"What's the worst that can happen?" goes the optimistic saying. It's probably a bad question to ask anyone with a creative imagination. Let's consider the problem on an individual level: it's not really the worst that can happen, but would nonetheless be fairly bad, if you were horribly tortured for a number of years. This is one of the worse things that can realistically happen to one person in today's world.
What's the least bad, bad thing that can happen? Well, suppose a dust speck floated into your eye and irritated it just a little, for a fraction of a second, barely enough to make you notice before you blink and wipe away the dust speck.
For our next ingredient, we need a large number. Let's use 3^^^3, written in Knuth's up-arrow notation:
- 3^3 = 27.
- 3^^3 = (3^(3^3)) = 3^27 = 7625597484987.
- 3^^^3 = (3^^(3^^3)) = 3^^7625597484987 = (3^(3^(3^(... 7625597484987 times ...)))).
3^^^3 is an exponential tower of 3s which is 7,625,597,484,987 layers tall. You start with 1; raise 3 to the power of 1 to get 3; raise 3 to the power of 3 to get 27; raise 3 to the power of 27 to get 7625597484987; raise 3 to the power of 7625597484987 to get a number much larger than the number of atoms in the universe, but which could still be written down in base 10, on 100 square kilometers of paper; then raise 3 to that power; and continue until you've exponentiated 7625597484987 times. That's 3^^^3. It's the smallest simple inconceivably huge number I know.
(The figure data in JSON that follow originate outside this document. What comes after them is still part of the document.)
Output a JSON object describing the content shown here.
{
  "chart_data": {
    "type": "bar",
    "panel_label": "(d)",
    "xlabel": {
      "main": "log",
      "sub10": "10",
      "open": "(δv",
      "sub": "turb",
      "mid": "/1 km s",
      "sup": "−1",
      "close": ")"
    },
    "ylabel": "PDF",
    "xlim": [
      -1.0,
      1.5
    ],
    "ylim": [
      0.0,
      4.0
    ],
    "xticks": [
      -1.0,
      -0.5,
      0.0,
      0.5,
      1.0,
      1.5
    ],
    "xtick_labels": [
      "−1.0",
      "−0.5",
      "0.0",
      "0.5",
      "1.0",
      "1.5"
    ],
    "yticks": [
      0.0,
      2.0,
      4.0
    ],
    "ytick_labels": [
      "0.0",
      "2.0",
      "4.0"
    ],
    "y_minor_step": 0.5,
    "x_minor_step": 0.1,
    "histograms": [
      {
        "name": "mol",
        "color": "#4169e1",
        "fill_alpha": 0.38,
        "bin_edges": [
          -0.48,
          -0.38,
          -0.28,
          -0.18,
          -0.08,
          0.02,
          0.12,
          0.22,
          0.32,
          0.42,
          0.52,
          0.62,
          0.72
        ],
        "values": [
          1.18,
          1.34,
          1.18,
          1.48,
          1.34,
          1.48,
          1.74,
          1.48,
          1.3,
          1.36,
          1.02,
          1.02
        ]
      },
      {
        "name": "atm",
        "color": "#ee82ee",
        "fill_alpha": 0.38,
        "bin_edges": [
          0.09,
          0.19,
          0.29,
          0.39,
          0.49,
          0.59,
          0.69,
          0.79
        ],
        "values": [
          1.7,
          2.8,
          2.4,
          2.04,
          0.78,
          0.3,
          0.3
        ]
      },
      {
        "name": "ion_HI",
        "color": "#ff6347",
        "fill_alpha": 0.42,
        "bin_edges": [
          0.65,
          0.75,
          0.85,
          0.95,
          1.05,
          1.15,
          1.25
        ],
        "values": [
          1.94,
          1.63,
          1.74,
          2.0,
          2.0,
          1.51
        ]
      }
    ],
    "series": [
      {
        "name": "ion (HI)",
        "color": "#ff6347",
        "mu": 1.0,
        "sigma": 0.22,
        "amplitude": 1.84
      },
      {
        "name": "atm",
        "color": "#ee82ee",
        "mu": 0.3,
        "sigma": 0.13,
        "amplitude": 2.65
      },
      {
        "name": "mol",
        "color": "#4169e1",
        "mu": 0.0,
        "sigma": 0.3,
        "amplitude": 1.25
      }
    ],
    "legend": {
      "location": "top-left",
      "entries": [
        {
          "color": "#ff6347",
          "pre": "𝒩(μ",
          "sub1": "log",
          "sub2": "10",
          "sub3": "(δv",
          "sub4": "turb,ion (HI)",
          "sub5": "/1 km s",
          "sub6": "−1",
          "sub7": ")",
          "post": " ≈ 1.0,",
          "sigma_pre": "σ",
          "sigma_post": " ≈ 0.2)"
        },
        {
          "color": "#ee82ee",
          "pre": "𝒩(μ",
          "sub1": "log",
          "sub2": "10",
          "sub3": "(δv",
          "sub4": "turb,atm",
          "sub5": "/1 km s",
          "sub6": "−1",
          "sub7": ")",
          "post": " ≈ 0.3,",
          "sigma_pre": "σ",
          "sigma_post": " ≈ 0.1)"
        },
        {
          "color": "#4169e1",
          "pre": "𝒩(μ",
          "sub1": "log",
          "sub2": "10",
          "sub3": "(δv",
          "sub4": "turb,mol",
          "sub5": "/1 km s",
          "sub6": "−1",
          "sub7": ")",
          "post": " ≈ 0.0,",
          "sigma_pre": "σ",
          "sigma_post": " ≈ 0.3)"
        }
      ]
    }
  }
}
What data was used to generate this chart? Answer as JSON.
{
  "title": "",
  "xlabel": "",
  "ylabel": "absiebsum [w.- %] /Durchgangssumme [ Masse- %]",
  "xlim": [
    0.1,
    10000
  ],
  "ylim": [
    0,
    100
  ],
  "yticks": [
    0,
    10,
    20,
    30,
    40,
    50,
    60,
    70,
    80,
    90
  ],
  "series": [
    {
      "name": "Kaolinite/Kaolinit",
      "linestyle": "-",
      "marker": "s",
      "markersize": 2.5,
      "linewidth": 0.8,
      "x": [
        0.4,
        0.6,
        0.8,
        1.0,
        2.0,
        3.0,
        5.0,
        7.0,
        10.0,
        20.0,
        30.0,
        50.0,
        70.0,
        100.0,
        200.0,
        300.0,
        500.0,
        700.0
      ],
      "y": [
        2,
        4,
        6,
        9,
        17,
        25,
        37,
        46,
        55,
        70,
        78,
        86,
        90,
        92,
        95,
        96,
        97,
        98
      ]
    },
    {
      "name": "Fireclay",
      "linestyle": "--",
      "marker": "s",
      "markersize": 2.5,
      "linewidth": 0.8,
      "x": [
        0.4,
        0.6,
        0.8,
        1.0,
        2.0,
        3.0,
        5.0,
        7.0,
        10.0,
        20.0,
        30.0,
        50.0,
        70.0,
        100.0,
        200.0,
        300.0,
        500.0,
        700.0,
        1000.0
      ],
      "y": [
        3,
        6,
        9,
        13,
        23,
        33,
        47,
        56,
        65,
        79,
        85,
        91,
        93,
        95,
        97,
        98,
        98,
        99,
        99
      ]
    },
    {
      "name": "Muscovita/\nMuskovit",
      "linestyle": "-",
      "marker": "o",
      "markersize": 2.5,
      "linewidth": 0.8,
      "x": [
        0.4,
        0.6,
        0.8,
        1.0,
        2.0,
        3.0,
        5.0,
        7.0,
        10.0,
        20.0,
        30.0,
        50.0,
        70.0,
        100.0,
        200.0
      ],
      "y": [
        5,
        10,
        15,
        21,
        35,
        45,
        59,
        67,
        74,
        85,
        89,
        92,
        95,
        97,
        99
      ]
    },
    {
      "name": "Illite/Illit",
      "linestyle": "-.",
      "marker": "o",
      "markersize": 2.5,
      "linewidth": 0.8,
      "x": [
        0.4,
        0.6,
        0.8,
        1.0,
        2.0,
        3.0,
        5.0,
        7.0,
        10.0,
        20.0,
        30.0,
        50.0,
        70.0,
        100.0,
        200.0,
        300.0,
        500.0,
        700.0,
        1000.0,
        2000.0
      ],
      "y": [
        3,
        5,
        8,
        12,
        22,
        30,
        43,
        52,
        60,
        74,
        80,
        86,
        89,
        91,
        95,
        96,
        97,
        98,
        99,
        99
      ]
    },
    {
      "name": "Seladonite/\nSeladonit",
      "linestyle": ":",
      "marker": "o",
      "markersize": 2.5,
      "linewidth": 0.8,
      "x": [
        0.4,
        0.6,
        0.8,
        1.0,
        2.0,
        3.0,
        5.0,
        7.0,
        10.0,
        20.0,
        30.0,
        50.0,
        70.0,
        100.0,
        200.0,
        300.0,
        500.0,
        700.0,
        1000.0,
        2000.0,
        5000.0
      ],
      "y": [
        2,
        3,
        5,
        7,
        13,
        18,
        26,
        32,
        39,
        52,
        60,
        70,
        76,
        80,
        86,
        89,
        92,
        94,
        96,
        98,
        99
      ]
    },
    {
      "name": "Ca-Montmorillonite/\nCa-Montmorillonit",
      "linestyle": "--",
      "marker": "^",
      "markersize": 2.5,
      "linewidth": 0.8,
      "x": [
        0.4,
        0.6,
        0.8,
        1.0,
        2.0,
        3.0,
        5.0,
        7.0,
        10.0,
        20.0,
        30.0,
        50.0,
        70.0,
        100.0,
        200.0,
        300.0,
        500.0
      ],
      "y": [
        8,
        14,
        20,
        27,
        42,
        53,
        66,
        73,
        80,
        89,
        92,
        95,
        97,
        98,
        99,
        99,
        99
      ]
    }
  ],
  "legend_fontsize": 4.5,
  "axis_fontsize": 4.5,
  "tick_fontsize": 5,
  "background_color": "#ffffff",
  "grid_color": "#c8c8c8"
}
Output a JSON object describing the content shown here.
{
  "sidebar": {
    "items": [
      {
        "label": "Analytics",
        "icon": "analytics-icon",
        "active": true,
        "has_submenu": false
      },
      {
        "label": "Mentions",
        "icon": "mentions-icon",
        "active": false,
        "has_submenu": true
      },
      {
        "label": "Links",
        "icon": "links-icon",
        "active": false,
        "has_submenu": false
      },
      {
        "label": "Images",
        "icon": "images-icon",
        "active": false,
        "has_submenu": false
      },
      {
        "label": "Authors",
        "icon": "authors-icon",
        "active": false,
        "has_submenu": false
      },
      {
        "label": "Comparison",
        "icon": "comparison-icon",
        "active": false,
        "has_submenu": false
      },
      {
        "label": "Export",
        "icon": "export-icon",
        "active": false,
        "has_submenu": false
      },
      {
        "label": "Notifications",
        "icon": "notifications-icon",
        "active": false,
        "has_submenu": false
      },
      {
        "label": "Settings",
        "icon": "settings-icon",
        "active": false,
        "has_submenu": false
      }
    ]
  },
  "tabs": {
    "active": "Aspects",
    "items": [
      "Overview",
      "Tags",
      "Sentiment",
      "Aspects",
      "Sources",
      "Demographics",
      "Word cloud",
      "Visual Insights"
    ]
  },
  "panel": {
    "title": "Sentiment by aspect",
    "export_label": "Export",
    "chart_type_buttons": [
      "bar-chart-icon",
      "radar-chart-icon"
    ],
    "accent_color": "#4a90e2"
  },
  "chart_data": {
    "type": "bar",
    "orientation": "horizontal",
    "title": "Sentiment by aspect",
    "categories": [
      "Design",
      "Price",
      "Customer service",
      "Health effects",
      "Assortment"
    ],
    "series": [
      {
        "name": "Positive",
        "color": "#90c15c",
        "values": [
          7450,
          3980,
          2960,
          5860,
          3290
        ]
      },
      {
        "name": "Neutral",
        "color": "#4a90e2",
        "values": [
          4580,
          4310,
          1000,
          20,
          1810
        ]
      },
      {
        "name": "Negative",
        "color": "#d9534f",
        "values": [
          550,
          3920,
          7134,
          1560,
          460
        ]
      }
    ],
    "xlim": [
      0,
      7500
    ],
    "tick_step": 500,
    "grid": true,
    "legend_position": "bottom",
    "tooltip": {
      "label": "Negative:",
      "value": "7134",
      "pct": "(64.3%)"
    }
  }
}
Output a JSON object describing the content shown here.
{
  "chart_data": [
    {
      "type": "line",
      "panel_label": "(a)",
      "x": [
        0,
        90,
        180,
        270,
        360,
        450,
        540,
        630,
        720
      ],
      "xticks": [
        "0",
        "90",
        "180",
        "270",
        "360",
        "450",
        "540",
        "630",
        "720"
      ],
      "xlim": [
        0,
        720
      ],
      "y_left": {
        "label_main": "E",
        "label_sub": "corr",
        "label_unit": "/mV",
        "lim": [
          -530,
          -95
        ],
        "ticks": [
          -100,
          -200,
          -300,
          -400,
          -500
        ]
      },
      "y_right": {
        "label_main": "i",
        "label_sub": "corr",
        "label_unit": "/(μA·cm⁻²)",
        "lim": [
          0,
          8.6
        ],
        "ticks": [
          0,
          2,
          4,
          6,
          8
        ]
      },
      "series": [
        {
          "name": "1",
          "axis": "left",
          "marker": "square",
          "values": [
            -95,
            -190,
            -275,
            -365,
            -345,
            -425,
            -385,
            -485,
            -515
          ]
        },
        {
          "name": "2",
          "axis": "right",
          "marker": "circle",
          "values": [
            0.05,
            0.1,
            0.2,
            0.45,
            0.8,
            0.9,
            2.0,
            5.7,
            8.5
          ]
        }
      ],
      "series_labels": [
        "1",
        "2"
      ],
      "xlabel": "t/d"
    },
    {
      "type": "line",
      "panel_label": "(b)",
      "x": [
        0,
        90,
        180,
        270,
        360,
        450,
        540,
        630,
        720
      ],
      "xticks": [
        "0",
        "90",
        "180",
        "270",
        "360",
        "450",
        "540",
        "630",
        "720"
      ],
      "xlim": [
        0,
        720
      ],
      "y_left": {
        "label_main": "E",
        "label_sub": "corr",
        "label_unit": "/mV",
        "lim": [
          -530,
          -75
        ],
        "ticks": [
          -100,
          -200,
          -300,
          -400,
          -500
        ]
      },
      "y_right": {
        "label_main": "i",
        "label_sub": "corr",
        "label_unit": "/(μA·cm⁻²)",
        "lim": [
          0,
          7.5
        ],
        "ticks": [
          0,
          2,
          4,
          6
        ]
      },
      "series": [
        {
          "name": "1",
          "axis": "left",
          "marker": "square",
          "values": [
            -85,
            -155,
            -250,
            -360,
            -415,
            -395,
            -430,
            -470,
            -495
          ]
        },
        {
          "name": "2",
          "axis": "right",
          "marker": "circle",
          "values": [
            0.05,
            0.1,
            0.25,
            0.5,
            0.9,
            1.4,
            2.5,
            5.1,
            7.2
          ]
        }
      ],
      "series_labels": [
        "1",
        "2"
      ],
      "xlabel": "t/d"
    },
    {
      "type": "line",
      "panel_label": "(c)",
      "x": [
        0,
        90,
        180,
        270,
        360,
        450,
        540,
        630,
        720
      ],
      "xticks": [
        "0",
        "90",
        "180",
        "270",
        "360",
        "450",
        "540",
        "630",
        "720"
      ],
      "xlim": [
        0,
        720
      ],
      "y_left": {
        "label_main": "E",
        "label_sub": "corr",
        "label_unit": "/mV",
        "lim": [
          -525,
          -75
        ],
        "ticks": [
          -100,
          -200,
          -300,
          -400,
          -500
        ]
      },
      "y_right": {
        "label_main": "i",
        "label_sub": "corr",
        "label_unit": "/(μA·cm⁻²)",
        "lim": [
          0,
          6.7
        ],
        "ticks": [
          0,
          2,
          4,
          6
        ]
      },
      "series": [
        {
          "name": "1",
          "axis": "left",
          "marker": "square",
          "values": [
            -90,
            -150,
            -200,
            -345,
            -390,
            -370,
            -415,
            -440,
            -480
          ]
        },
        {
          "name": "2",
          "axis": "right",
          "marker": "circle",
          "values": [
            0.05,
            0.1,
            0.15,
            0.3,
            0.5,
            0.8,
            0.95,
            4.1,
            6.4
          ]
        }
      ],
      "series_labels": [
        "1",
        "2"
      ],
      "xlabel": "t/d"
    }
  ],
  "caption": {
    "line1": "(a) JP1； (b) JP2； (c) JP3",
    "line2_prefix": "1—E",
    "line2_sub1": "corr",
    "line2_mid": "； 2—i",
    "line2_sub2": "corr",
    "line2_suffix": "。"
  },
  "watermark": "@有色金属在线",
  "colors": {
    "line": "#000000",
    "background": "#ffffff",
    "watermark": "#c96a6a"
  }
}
Now here's the moral dilemma. If neither event is going to happen to you personally, but you still had to choose one or the other:
Would you prefer that one person be horribly tortured for fifty years without hope or rest, or that 3^^^3 people get dust specks in their eyes?
I think the answer is obvious. How about you?
Eliezer, are you suggesting that declining to make up one's mind in the face of a question that (1) we have excellent reason to mistrust our judgement about and (2) we have no actual need to have an answer to is somehow disreputable?
Yes, I am.
Regarding (1), we pretty much always have excellent reason to mistrust our judgments, and then we have to choose anyway; inaction is also a choice. The null plan is a plan. As Russell and Norvig put it, refusing to act is like refusing to allow time to pass.
Regarding (2), whenever a tester finds a user input that crashes your program, it is always bad - it reveals a flaw in the code - even if it's not a user input that would plausibly occur; you're still supposed to fix it. "Would you kill Santa Claus or the Easter Bunny?" is an important question if and only if you have trouble deciding. I'd definitely kill the Easter Bunny, by the way, so I don't think it's an important question.
Followup dilemmas:
For those who would pick SPECKS, would you pay a single penny to avoid the dust specks?
For those who would pick TORTURE, what about Vassar's universes of agonium? Say a googolplex-persons' worth of agonium for a googolplex years.